La panoramica de la ciudad dormida muestra su arquitectura simétrica. El orden de las cuadras fundacionales obedece al trazado en damero, utilizado en la arquitectura de la época colonial. Es frecuente encontrar dieciséis casas por manzana, cuatro por cada lado. Los barrios más reconocidos son San Francisco, La Plaza Mayor, San Agustín, “Punta del Llano”, “Hoyada del Pellejo” y La Costa. La nomenclatura de las calles y las carreras corresponde a nombres, se destacan la carrera de Teorama, y las calles Real, del Alto de Miraflores, de la Amargura, del Torito, del Botánico, del Comercio, del Tamaco, de Santander, de Bolívar, de Nariño, de Colón, y las “avenidas” de la Plaza 29 de Mayo.

La mayoría de las vías urbanas permanece sin empedrar, situación que ocasiona infinidad de percances peligrosos en los inviernos por los apestosos lodazales. Junto a la inexistencia de agua potable, son los desencadenantes de reiteradas epidemias de males infecciosos.
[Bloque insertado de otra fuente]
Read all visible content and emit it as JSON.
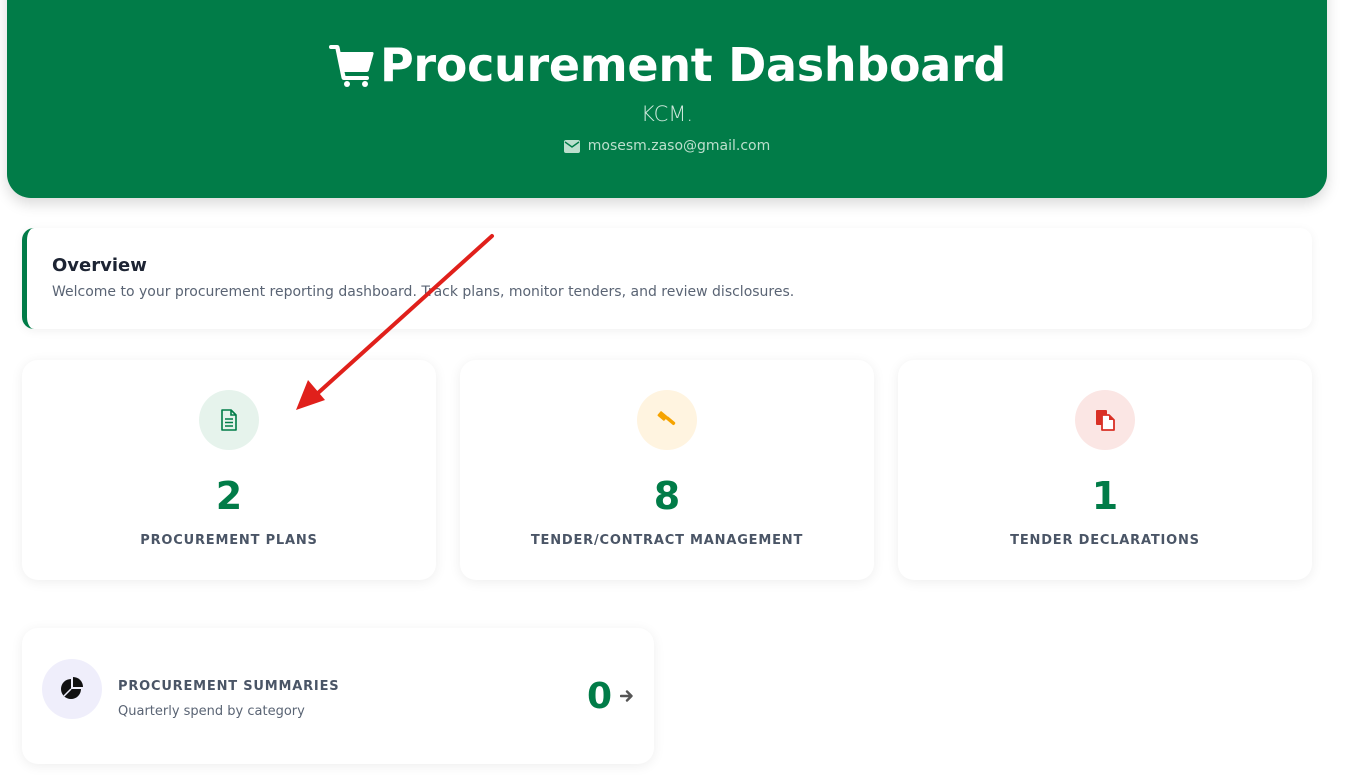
{
  "header": {
    "title": "Procurement Dashboard",
    "organization": "KCM.",
    "email": "mosesm.zaso@gmail.com"
  },
  "overview": {
    "heading": "Overview",
    "text": "Welcome to your procurement reporting dashboard. Track plans, monitor tenders, and review disclosures."
  },
  "cards": [
    {
      "count": "2",
      "label": "PROCUREMENT PLANS",
      "icon": "document-icon",
      "color": "#017c48",
      "bg": "#e6f3ec"
    },
    {
      "count": "8",
      "label": "TENDER/CONTRACT MANAGEMENT",
      "icon": "gavel-icon",
      "color": "#f5a300",
      "bg": "#fff4e0"
    },
    {
      "count": "1",
      "label": "TENDER DECLARATIONS",
      "icon": "copy-icon",
      "color": "#d93025",
      "bg": "#fbe6e4"
    }
  ],
  "summary": {
    "title": "PROCUREMENT SUMMARIES",
    "subtitle": "Quarterly spend by category",
    "count": "0",
    "icon": "pie-chart-icon"
  },
  "colors": {
    "brand": "#017c48",
    "annotation": "#e0201b"
  }
}
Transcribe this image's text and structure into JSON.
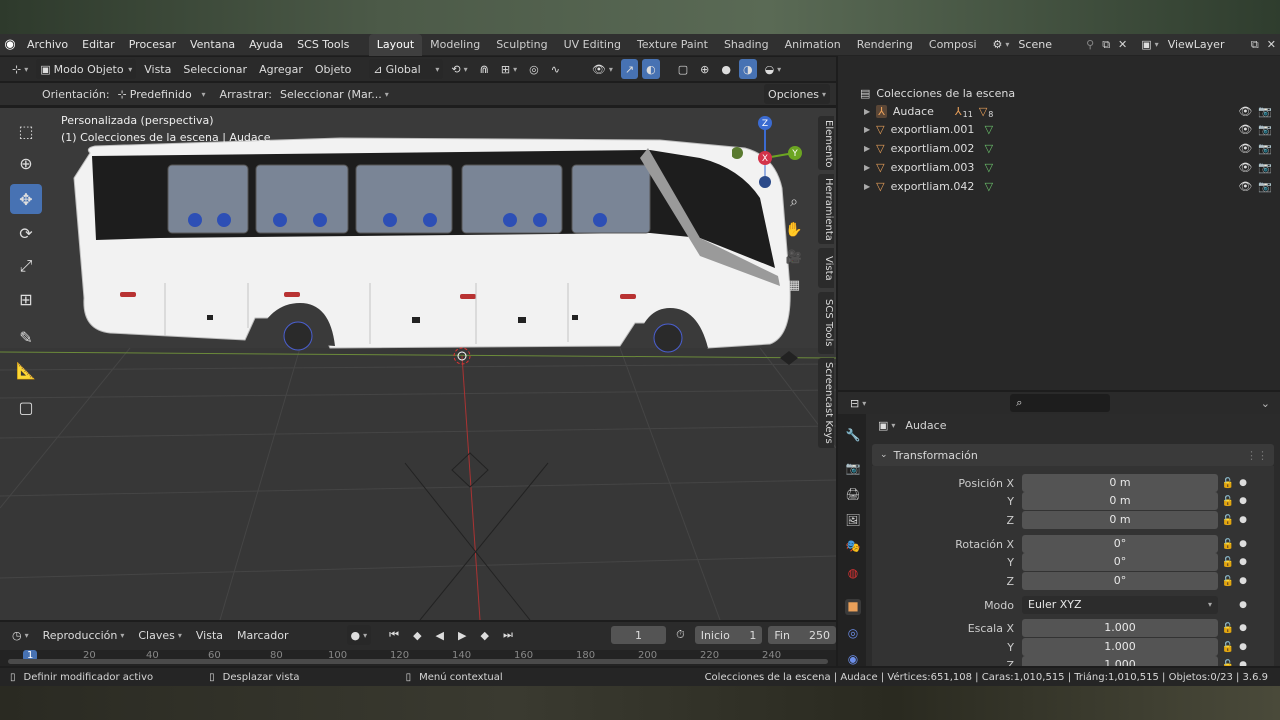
{
  "menu": {
    "items": [
      "Archivo",
      "Editar",
      "Procesar",
      "Ventana",
      "Ayuda",
      "SCS Tools"
    ]
  },
  "workspaces": {
    "tabs": [
      "Layout",
      "Modeling",
      "Sculpting",
      "UV Editing",
      "Texture Paint",
      "Shading",
      "Animation",
      "Rendering",
      "Composi"
    ],
    "active": "Layout"
  },
  "scene": {
    "label": "Scene",
    "viewlayer": "ViewLayer"
  },
  "viewport_header": {
    "mode": "Modo Objeto",
    "menus": [
      "Vista",
      "Seleccionar",
      "Agregar",
      "Objeto"
    ],
    "orientation": "Global"
  },
  "tool_settings": {
    "orientation_label": "Orientación:",
    "orientation_value": "Predefinido",
    "drag_label": "Arrastrar:",
    "drag_value": "Seleccionar (Mar...",
    "options": "Opciones"
  },
  "overlay": {
    "line1": "Personalizada (perspectiva)",
    "line2": "(1) Colecciones de la escena | Audace"
  },
  "sidebar_tabs": [
    "Elemento",
    "Herramienta",
    "Vista",
    "SCS Tools",
    "Screencast Keys"
  ],
  "gizmo": {
    "z": "Z",
    "y": "Y",
    "x": "X"
  },
  "outliner": {
    "root": "Colecciones de la escena",
    "items": [
      {
        "name": "Audace",
        "extra1": "11",
        "extra2": "8"
      },
      {
        "name": "exportliam.001"
      },
      {
        "name": "exportliam.002"
      },
      {
        "name": "exportliam.003"
      },
      {
        "name": "exportliam.042"
      }
    ]
  },
  "properties": {
    "object_name": "Audace",
    "section": "Transformación",
    "rows": [
      {
        "label": "Posición X",
        "value": "0 m"
      },
      {
        "label": "Y",
        "value": "0 m"
      },
      {
        "label": "Z",
        "value": "0 m"
      },
      {
        "label": "Rotación X",
        "value": "0°"
      },
      {
        "label": "Y",
        "value": "0°"
      },
      {
        "label": "Z",
        "value": "0°"
      },
      {
        "label": "Modo",
        "value": "Euler XYZ"
      },
      {
        "label": "Escala X",
        "value": "1.000"
      },
      {
        "label": "Y",
        "value": "1.000"
      },
      {
        "label": "Z",
        "value": "1.000"
      }
    ]
  },
  "timeline": {
    "menus": [
      "Reproducción",
      "Claves",
      "Vista",
      "Marcador"
    ],
    "current_frame": "1",
    "start_label": "Inicio",
    "start": "1",
    "end_label": "Fin",
    "end": "250",
    "ruler": [
      "1",
      "20",
      "40",
      "60",
      "80",
      "100",
      "120",
      "140",
      "160",
      "180",
      "200",
      "220",
      "240"
    ]
  },
  "status": {
    "left1": "Definir modificador activo",
    "left2": "Desplazar vista",
    "left3": "Menú contextual",
    "stats": "Colecciones de la escena | Audace | Vértices:651,108 | Caras:1,010,515 | Triáng:1,010,515 | Objetos:0/23 | 3.6.9"
  },
  "colors": {
    "accent": "#4772b3",
    "header": "#303030",
    "viewport": "#3c3c3c",
    "panel": "#282828"
  }
}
En las cíclicas épocas de lluvias, de tres meses cada una, las calles se convierten en trampas mortales para los transeúntes, sobre todo para las mujeres que van ataviadas de vestidos largos hasta el piso. No obstante, en conjunto la ciudad es aseada. Los lugareños priorizan el hábito del aseo personal y el de los hogares, una cualidad resaltada por viajeros nacionales e internacionales desde siempre. En reiteradas ocasiones ciudadanos y hombres de negocios organizan campañas de ornamentación, que incluyen el blanqueamiento de las casas o desyerbar y mantener limpio su frontis.

Aunque es poco visible en el registro de Pacini, la población tiene marcado en sus recuerdos y la ciudad en sus edificaciones el sacudimiento del apocalíptico terremoto de Cúcuta del 18 de mayo de 1875. Unos meses antes ya el fotógrafo florentino estaba radicado en San Cristóbal, en el Estado del Táchira en Venezuela. Luego se mudó a Cúcuta, allí aprisionó inestimables fotos de la próspera capital. A los días de su arribo le sorprendió el destructor evento natural. Al estilo de un reportero gráfico moderno, retrató con minuciosidad la destrucción de la que fuera un floreciente centro urbano. 

El espantoso sismo dejó afectaciones serias en la iglesia de San Francisco, que comprometieron la espadaña, y en la estructura de la torre rectangular de la catedral de Santa Ana que perdió la cúpula y se averió, de igual manera, su espadaña. Desde el año anterior, comenzó una campaña para remodelar el frente y levantar la torre actual, que contiene reminiscencias árabes en su diseño. Las iglesias coloniales de Santa Rita, San Agustín y el Dulce Nombre tuvieron algunas afectaciones menores. En las casas de tapia pisada y teja del centro, donde se concentraban las familias ricas de la población, se derrumbaron techos y agrietaron paredes, las de bahareque y techos de paja de los barrios aledaños sufrieron menor perjuicio; como en “El Llano de Chaves”. Por eso ciudadanos opulentos decidieron construir nuevas viviendas en aquel emplazamiento y dieron origen al barrio del mismo nombre.

El valioso registro de Pacini Rossio apresa un sosegado instante de la ciudad llena de necesidades y ansiosa salir del encierro geográfico para buscar el desarrollo y el mundo. Terminada su visita, el fotógrafo sigue a El Socorro, donde abre un estudio y contrae matrimonio en agosto de ese año de 1876. Después de varios años se mudaría a Bogotá.